With that said, I need recommendations for a sedative to use to make the process a little easier and less stressful for my little guy.

So far rescue remedy has been a bust. Any ideas?

Hi LilBoPeepers:
I'm sorry that you have not yet received a response in your new Thread! I would like to make a few other comments beside the use of a "sedative" for possibly making the tooth trimming easier. Also, these are my personal opinions and I am certainly NOT suggesting that they apply the those who are already experienced and successful tooth trimmers! Further, I am not a Veterinarian and I am not a Dentist BUT I am a scientist of sorts and I have done some experience with trimming Squirrel's teeth as have a number of others here on TSB.

Again, my comments and recommendations are my personal opinions and these form the basis for how I perform tooth trimming or have tooth trimming performed. As far as a sedative to make the process of tooth trimming "easier and less stressful;" I believe that I know what you mean but in reality, a sedative is just a medication that provides for sleep or sleepiness and is not in itself effective in preventing or modifying pain (although there should ordinarily be no pain involved in a correctly performed tooth trimming!) or anxiety and fear! What is needed for this is a medication that provides dissociative effects which is a partial or complete loss of awareness of the events that are actually going on (the tooth trimming). That is why I prefer and recommend that tooth trimming be performed by a trained, Squirrel Friendly Veterinarian who can utilize and monitor the status of an inhaled anesthetic agent such as isoflurane in order to have the Squirrel reach an effective level of dissociation. There are many others here who probably disagree with this and as long as they are competent in performing tooth trimming at "home," it should make no difference. Certainly there is an added cost for a Vet to perform this procedure and a Squirrel Friendly Vet is not available everywhere! As far as a medication that may offer some degree of dissociation and help with anxiety and fear; Gabapentin may be of benefit and I have used this in the past for this procedure and as treatment for some other issues.
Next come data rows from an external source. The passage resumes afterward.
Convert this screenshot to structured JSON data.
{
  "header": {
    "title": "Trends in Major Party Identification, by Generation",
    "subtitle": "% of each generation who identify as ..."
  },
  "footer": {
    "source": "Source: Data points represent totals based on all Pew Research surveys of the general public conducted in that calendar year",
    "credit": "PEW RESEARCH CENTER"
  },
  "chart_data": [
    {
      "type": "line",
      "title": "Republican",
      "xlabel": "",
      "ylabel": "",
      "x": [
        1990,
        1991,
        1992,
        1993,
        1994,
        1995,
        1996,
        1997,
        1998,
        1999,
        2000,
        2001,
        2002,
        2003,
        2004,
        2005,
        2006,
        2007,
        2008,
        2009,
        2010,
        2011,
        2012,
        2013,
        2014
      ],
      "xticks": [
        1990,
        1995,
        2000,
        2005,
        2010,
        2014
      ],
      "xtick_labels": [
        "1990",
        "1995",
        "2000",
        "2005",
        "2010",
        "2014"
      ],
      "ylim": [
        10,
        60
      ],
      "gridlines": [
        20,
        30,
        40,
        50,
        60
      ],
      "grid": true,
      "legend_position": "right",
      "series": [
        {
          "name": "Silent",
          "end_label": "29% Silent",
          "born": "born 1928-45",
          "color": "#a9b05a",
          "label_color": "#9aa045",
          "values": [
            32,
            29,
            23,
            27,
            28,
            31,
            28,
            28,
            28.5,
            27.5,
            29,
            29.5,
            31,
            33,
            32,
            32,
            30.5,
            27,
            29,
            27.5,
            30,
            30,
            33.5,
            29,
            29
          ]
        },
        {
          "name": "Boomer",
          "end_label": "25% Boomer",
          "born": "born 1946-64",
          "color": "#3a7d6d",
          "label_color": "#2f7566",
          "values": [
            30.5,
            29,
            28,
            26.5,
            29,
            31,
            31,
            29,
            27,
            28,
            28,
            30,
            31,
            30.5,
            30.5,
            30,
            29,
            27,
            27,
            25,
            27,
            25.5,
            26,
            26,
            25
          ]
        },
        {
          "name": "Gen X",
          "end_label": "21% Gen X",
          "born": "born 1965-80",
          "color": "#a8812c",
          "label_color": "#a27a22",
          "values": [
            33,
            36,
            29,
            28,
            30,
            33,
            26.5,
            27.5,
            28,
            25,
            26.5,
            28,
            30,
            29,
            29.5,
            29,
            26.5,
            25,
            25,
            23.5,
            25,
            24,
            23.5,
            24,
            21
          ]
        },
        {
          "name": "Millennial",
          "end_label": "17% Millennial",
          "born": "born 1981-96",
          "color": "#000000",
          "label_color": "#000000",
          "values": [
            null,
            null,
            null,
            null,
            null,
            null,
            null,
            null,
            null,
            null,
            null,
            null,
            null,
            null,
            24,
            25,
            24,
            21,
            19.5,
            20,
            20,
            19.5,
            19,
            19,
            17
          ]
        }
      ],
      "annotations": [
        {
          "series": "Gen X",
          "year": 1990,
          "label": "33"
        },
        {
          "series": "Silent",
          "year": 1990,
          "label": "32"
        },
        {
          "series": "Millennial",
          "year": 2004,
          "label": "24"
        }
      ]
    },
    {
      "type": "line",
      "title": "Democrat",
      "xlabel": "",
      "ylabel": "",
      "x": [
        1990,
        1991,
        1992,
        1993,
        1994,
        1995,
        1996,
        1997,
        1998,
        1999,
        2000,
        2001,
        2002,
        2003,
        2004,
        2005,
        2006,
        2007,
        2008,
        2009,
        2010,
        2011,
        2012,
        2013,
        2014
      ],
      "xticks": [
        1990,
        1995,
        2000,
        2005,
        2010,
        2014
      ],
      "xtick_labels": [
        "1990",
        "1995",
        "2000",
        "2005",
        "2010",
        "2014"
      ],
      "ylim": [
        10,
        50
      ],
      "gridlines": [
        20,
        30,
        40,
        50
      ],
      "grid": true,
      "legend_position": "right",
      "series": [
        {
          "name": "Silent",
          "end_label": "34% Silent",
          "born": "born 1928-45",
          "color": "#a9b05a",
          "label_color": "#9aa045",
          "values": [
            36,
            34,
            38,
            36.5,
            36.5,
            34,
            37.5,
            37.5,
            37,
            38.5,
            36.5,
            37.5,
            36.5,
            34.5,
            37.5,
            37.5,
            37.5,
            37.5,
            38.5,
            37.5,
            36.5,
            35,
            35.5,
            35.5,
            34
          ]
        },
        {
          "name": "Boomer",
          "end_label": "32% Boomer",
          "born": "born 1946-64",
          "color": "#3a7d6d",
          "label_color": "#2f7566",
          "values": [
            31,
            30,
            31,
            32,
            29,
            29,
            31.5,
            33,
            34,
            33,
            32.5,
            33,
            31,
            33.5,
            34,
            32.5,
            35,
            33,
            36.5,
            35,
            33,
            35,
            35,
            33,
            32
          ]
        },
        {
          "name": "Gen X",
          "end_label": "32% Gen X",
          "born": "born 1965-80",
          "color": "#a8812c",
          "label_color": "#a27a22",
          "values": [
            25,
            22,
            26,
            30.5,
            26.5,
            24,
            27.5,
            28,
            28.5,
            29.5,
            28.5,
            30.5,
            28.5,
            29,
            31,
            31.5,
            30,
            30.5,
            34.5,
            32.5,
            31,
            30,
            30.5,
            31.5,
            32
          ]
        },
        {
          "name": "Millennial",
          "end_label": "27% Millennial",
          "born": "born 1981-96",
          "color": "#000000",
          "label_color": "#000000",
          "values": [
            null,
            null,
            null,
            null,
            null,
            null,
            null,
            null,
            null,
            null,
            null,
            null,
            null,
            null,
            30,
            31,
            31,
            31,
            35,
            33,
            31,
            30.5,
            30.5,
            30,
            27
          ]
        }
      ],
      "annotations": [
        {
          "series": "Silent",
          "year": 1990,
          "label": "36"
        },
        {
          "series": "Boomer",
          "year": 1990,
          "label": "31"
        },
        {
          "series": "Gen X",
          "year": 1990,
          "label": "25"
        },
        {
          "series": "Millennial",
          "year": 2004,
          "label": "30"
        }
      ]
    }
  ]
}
Next, and again, many may not agree with this either; but I do NOT use clippers! Yes, it is possible with identifying the exact and correct angle and location for the placement of the clippers and by using the optimal type of clipper such as diagonal cutters or nail trimmers for the result to turn out acceptable or even great BUT, to me the risks are too great! It is too easy with clipping to damage the tooth by crushing, twisting (which can result in breakage of the tooth in its long axis and not crosswise as a normal trim would be, loosening of the tooth within the bone or even fracturing the bone. I much prefer using a readily available mini cut-off wheel held in a mini rotary tool such as a high speed (30,000-35,000 RPM) Dremel Tool. Prior to the trimming, I securely but safely restrain the Squirrel by wrapping the entire Squirrel except for the head in a thick flannel (or similar) piece of cloth using the "burrito" technique of wrapping. I also do NOT ordinarily do the trimming myself as it helps facilitate the procedure while helping maintain a safety margin to have someone hold the restrained Squirrel while the other performs the actual trimming. Use of a Rotary Tool requires minimal pressure against the tooth but I still place a resistance of one or two tongue depressors against the "back" of the tooth which also helps protect the mouth during the very short period time to complete the trimming. I usually start the Rotary tool several feet distant from the Squirrel and walk up to the restrained Squirrel with the Rotary Tool running the entire time. This will help keep the initial startle reaction of the Squirrel to the sound of the Tool beginning to run to cause a jerk that may interfere with accurately preforming the procedure!

I know this is a little bit more than you asked for but I wanted to primarily make the recommendation for a Veterinarian to perform this procedure for you if possible and also make some other comments that I feel are relevant and at least worth considering.